Yummy Beginner’s Guide to Yoga

Yoga is a physical, mental, and spiritual practice that originated in ancient India. It involves a variety of physical postures (called asanas), breathing techniques (called pranayama), and meditation practices that aim to improve flexibility, strength, and relaxation.

By Jane Doe

Beginner’s Tips

As a beginner, there are a few things you should know before starting a yoga practice:

  1. Find a teacher who takes time explaining foundations. It’s important to find a class that is suitable for beginners, as well as a teacher who is patient and can provide modifications for any postures that may be difficult for youIt’s important to listen to your body and not push yourself too hard. Take breaks when you need them and try not to compare yourself to others in the class.
  2. Embrace “beginner’s mind”. In contemplative tradition, “beginner’s mind” is a state of being open, curious and accepting of whatever you encounter. As an actual beginner in yoga, you have a the unique opportunity to try this practice for the first time! Don’t be discouraged if you can’t do all the postures or if you feel like you’re not flexible enough. Yoga is a practice, and it takes time and dedication to improve.
  3. Come for the workout, stay for the peace! While yoga can help you build flexibility, strength and endurance, the practice is more than just the physical postures. It’s also about developing awareness, finding relaxation, and cultivating a sense of peace and balance.

Yummy Styles of Yoga

When starting out with yoga, you might wonder what yum’s element-based yoga classes are all about (you can read more on our website)! 

There are many different styles of yoga, each with its own unique focus and approach. We created an element-based system to group similar styles together and encourage students to try something they might not otherwise have considered. Here are a few of the most common yoga styles:

Hatha yoga: Hatha yoga is a general term that refers to any type of yoga that involves physical postures (asanas). It can also specifically refer to a slower-paced style of yoga held for up to 8 breaths, focusing on proper alignment and developing stamina in postures.

Vinyasa yoga: Vinyasa yoga, also known as “flow” yoga, involves a series of postures that are linked together with breath in a fluid, dynamic sequences. Vinyasa is generally a faster-paced style of yoga that often involves a lot of movement and can be more physically challenging. The class format varies widely depending on the instructor, and can integrate elements of yoga with, dance, functional movement, and strength training. Vinyasa classes are often taught to music.

Iyengar yoga: Iyengar yoga is a style of yoga that emphasizes precise alignment and the use of props, such as blankets, blocks, and straps, to assist in achieving proper form in the postures. It is a good option for beginners or those with injuries or chronic pain.

Ashtanga yoga: Ashtanga yoga is a physically demanding style of yoga developed by the yoga master K. Pattabhi Jois during the twentieth century, often promoted as a modern-day form of classical Indian yoga. The word “ashtanga” means “eight limbs” in Sanskrit, referring to the principles of yoga laid out in Patanjali’s Yoga yoga sutras.

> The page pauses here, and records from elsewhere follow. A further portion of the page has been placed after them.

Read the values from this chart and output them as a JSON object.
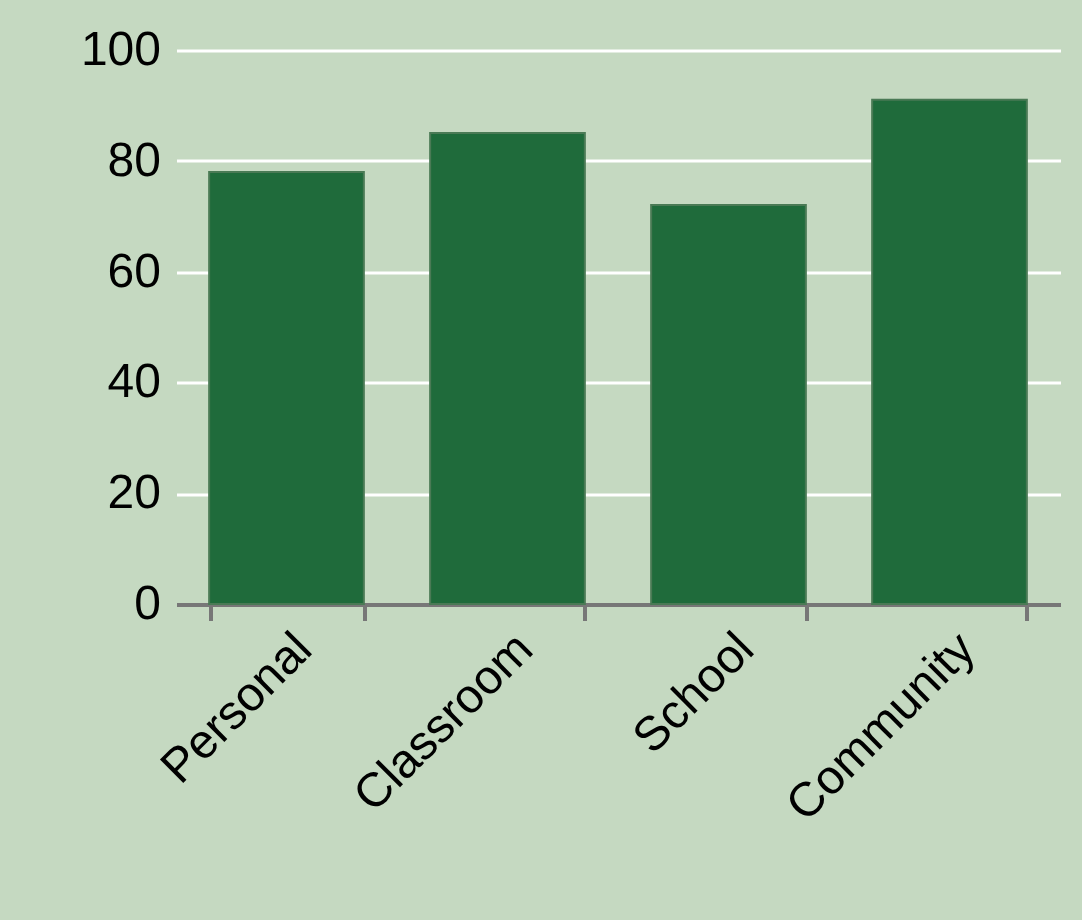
{
  "chart_data": {
    "type": "bar",
    "categories": [
      "Personal",
      "Classroom",
      "School",
      "Community"
    ],
    "values": [
      78,
      85,
      72,
      91
    ],
    "color": "#1f6b3b",
    "ylim": [
      0,
      100
    ],
    "yticks": [
      0,
      20,
      40,
      60,
      80,
      100
    ],
    "grid": "y"
  }
}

It is often recognized as the origin of vinyasa yoga, and involves a set series of postures that are performed in a specific order known as the Ashtanga Primary and Ashtanga Half Primary series. It is a fast-paced, vigorous style of yoga that takes years to master.

Hot Yoga / Bikram yoga: Bikram yoga, also known as “hot” yoga, is a series of 26 postures and 2 breathing exercises performed in a room heated to approximately 105 degrees Fahrenheit (40.5 degrees Celsius). It is a physically challenging style of yoga that is not recommended for beginners.

Yin Yoga Yin yoga is a deeply calming, meditative practice that integrates the Chinese system of meridians and the five elements with principles of hatha yoga. Yin classes are taught in seated and resting positions and focus on deep tissue and tension release with poses held for between 2-7 minutes. Yin yoga may include calming pranayama, meditation and guided energy work through the chakras and/or meridians (subtle body). Yin poses are often very similar to hatha variations, but have different names (e.g. pigeon pose in hatha = sleeping swan in yin).

Restorative Yoga Restorative yoga is a hybrid of yin, hatha and deep breath work. The techniques vary widely, but the common goal of restorative yoga classes is to restore the nervous system to a state of calm and the body to a state of ease. Depending on the background and intention of your restorative yoga teacher, you may practice calming breathwork, mindfulness, meditation, chakra work, yin yoga poses, myofascial release, and inversions. (Grounding – Earth)

When you’re a yummy beginner, it’s a good idea to try out a few different styles to see what works best for you.